Taxes are a big reason to relocate, and when you retire, when cashing in all your savings and accounts, could certainly add up to a lot. Certain states like Virginia and Maryland have low sales taxes, while other states like Washington and Delaware have none.
Relocating after retirement could save you big and could save you money on all the big federally sponsored retirement accounts like your FERS, your CSRS, your TSP, and your Social Security benefits, meaning you’ll save much more. There are currently nine states that don’t have state taxes, and they are South Dakota, Texas, Washington, Tennessee, Wyoming, Florida, Alaska, and Nevada.
Of course, there are other reasons to move somewhere besides tax reasons, and things like access to health care and the weather, as well as things to do, are also important factors. That said, across all metrics, South Dakota has ranked first for retirement destinations, oddly enough, with the more obvious choice of Hawaii soon following up. It can get tricky, weighing the pros and cons of a place, because a nicer climate, like Hawaii, may be balanced out by a tax-free place, like Nevada.
In addition to the nine-state tax-free states listed before, there are another group of nine states that will give you a tax break specifically on your annuities through CSRS and FERS, those being Illinois, Kansas, Louisiana, Hawaii, Alabama, Mississippi, Pennsylvania, Kansas, New York, and Massachusetts.
Then there is also the sales taxes to consider, especially if you’re looking to purchase a home in one of the states you’d be moving into. Some states like Oregon have no sales tax, but places like Tennessee see their sales tax at 9.47 percent, which is the highest in the nation. D.C. and Maryland, home to a large amount of federal employees, see their sales take relatively low, at 6 percent, but not quite as low as nearby Virginia which is slightly lower, at 5.3 percent.

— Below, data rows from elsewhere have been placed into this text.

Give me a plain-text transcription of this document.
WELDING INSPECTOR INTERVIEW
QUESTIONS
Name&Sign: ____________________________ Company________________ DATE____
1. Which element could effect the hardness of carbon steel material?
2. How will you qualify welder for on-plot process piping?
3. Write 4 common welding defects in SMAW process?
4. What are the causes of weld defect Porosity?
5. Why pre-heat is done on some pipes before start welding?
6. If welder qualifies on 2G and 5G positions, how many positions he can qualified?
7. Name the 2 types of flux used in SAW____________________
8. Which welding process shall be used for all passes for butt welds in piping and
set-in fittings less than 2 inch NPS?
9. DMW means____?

Certain states also give breaks on Social Security.
The majority of federal workers heading into retirement are a part of FERS, which is based on a determined annuity that is adjusted with the rate of inflation, as well as collecting on Social Security, and then there is the money they stashed away in the TSP while they were working. All of these accounts can be subject to a variety of taxes depending on where you live and how much you have.
At the end of the day, federal employees need to be informed about the tax status as they retire and beyond.